Willie le Roux leaps into the air at the final whistle in the Springboks' win over the All Blacks in Wellington. Photo: Raghavan Venugopal/www.photosport.nz
Willie le Roux leaps into the air at the final whistle in the Springboks' win over the All Blacks in Wellington. Photo: Raghavan Venugopal/www.photosport.nz
Kieran Read is back to lead the All Blacks against the Springboks today. Photo: Phando Jikelo/African News Agency/ANA
Kieran Read is back to lead the All Blacks against the Springboks today. Photo: Phando Jikelo/African News Agency/ANA
Kieran Read will hope to exact revenge on the Springboks, while Siya Kolisi and his team would want to prove that the Wellington victory was no fluke. Photo: Andrew Cornaga/www.photosport.nz
Kieran Read will hope to exact revenge on the Springboks, while Siya Kolisi and his team would want to prove that the Wellington victory was no fluke. Photo: Andrew Cornaga/www.photosport.nz

It is so appropriate that Loftus Versfeld in Pretoria hosts this afternoon’s final Springbok showdown in the 2018 Rugby Championship.

It is the Cathedral of South African rugby.

The All Blacks have already won the tournament, for the sixth time in the last seven years. They also won the World Cup in 2011 and 2015 in what has been the most dominant of eras the game has ever known.

Appreciate the skill and excellence of the men in black this afternoon. They are among the finest to have played the game. They’ll revel in the occasion, despite having already won the Championship.

Trophies are great but the All Blacks are defined by every Test match played. Each Test is a World Cup final for the men in black.

Every other team remembers the matches won against the All Blacks. In New Zealand, the most significant recall is the matches the All Blacks have lost.

And the most recent is against the traditional foe South Africa.

The 36-34 reverse in Wellington a few Saturdays ago was bittersweet for Kiwi rugby supporters.

There was the disappointment of the All Blacks losing at home for only the second time in the past 58 Tests, but there was also the sweetness that the conqueror wore South African green-and-gold and not Australian gold-and-green.

The Springboks remain New Zealand’s greatest opponent. No team in history has beaten the All Blacks more than the Springboks.

The past decade has been a South African rugby betrayal of that rivalry. The Boks have won just three from 18, but even in defeat, there has never been an easing of the rivalry.

The two successive 57-pointers the All Blacks scored in 2016 and 2017 were an aberration of this rivalry.

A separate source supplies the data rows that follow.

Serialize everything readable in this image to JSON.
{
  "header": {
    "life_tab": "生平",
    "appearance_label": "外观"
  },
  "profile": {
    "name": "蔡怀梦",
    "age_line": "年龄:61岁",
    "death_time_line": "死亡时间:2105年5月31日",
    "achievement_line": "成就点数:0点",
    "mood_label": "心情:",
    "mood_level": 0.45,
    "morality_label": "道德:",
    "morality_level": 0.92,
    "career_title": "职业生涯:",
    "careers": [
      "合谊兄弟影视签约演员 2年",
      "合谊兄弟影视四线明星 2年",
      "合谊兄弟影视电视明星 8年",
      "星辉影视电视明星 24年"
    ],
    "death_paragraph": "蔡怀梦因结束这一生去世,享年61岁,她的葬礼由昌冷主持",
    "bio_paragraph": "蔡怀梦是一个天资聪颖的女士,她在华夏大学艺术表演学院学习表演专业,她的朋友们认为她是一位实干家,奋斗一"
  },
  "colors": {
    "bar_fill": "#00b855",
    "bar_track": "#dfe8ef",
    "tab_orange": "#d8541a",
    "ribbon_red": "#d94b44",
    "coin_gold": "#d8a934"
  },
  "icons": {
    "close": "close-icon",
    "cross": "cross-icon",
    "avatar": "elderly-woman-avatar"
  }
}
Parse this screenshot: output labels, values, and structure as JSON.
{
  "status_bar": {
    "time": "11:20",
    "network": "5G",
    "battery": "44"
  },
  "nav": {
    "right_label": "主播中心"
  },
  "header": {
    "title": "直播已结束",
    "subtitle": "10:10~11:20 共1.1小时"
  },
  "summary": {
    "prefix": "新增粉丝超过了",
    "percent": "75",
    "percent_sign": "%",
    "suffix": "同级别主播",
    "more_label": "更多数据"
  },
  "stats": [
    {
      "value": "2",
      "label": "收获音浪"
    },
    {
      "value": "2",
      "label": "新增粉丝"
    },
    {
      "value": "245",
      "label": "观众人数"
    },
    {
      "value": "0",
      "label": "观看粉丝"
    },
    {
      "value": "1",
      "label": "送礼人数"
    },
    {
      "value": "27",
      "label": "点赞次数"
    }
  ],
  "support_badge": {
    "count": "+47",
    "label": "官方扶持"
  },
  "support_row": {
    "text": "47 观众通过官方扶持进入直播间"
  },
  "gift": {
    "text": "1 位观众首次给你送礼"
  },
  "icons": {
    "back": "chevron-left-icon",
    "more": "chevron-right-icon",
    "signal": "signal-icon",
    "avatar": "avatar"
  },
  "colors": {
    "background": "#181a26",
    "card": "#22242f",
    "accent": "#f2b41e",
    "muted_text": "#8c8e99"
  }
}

The average score in the Heyneke Meyer era (one win in eight between 2012 and 2015) against the greatest All Blacks team ever was 27-18.

The 2015 World Cup semi-final ended 20-18.

Last year’s Test in Cape Town was a one-pointer to the All Blacks, and the most recent match in Wellington was a two-pointer to South Africa.

New Zealanders want the Springboks to be strong because if the Springboks are primed, it means the All Blacks have to find another gear.

South Africa, New Zealand and Wales are the three countries in the world where rugby is a priority.

What defines South Africa’s rivalry with New Zealand is historically the results. Wales have the passion to match South Africa in what an All Blacks match means; they simply don’t have the results.

South Africans, in South Africa, don’t appreciate how New Zealanders revere the best Springbok players and teams.

If you haven’t lived in New Zealand, you wouldn’t get just how much respect there is (in a rugby sense) for the Springboks.

New Zealand’s back-to-back World Cup-winning captain Richie McCaw played 148 Tests and lost just 15.

McCaw rated John Smit’s 2009 Springboks as the greatest team he has ever played against.

Another of the colossal All Blacks, former captain Sean Fitzpatrick, always speaks of leading the All Blacks to a first ever series win in South Africa at Loftus in 1996 as the equal of winning the 1987 World Cup.

There isn’t a bigger Test match than New Zealand against South Africa. Understand the history, celebrate it and respect it.

Enjoy the haka for what it is today, and actually appreciate the significance of the challenge instead of attempting to drown it out with boos.

This rivalry demands respect and not insult.